When lawmakers crafted the 2026 Act, the hope was clear: a comprehensive framework that would finally impose order on how political parties select their candidates. Party primaries have long been a grey zone in Nigerian politics, prone to manipulation, violence, and exclusion. Fixing this was supposed to be the Act's defining achievement.
Instead, the law fails where it matters most. The accountability gaps that characterised earlier electoral frameworks persist. Parties still operate primaries with minimal oversight. There is no mechanism to ensure fair conduct, no real penalty for rigging, and no way to guarantee that results reflect the will of party members. The same old problems resurface under a new name.
Reuben Abati, a veteran political commentator, has examined the law's shortcomings in detail. His analysis shows that the 2026 Act treats party primaries as internal party matters, largely beyond regulatory reach. This is where the problem lies. When primaries are treated as private affairs, accountability vanishes. Party elders rig them. Money talks louder than merit. Unpopular candidates win because they paid more, not because they earned more votes.
The broader consequence is clear: rigged primaries produce weak candidates, weak candidates produce poor governance, and poor governance undermines democracy itself. By failing to regulate primaries properly, the Electoral Act 2026 has missed the chance to strengthen democracy at its foundation.

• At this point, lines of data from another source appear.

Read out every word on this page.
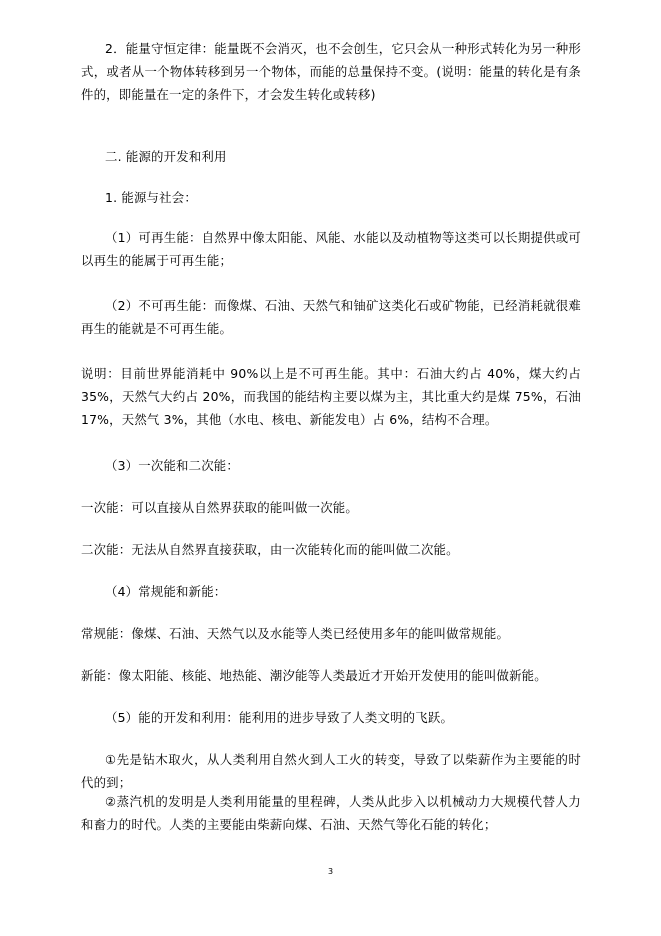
2．能量守恒定律：能量既不会消灭，也不会创生，它只会从一种形式转化为另一种形式，或者从一个物体转移到另一个物体，而能的总量保持不变。(说明：能量的转化是有条件的，即能量在一定的条件下，才会发生转化或转移)

二. 能源的开发和利用

1. 能源与社会：

（1）可再生能：自然界中像太阳能、风能、水能以及动植物等这类可以长期提供或可以再生的能属于可再生能；

（2）不可再生能：而像煤、石油、天然气和铀矿这类化石或矿物能，已经消耗就很难再生的能就是不可再生能。

说明：目前世界能消耗中 90%以上是不可再生能。其中：石油大约占 40%，煤大约占 35%，天然气大约占 20%，而我国的能结构主要以煤为主，其比重大约是煤 75%，石油 17%，天然气 3%，其他（水电、核电、新能发电）占 6%，结构不合理。

（3）一次能和二次能：

一次能：可以直接从自然界获取的能叫做一次能。

二次能：无法从自然界直接获取，由一次能转化而的能叫做二次能。

（4）常规能和新能：

常规能：像煤、石油、天然气以及水能等人类已经使用多年的能叫做常规能。

新能：像太阳能、核能、地热能、潮汐能等人类最近才开始开发使用的能叫做新能。

（5）能的开发和利用：能利用的进步导致了人类文明的飞跃。

①先是钻木取火，从人类利用自然火到人工火的转变，导致了以柴薪作为主要能的时代的到；

②蒸汽机的发明是人类利用能量的里程碑，人类从此步入以机械动力大规模代替人力和畜力的时代。人类的主要能由柴薪向煤、石油、天然气等化石能的转化；

3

What happens now depends on whether civil society organisations and election observers will demand amendments. The National Assembly could revisit the Act and add specific provisions for primary election monitoring, candidate verification, and dispute resolution. Without such changes, Nigeria will limp into the next election cycle with the same broken system, dressed up in new legislation but delivering the same old results.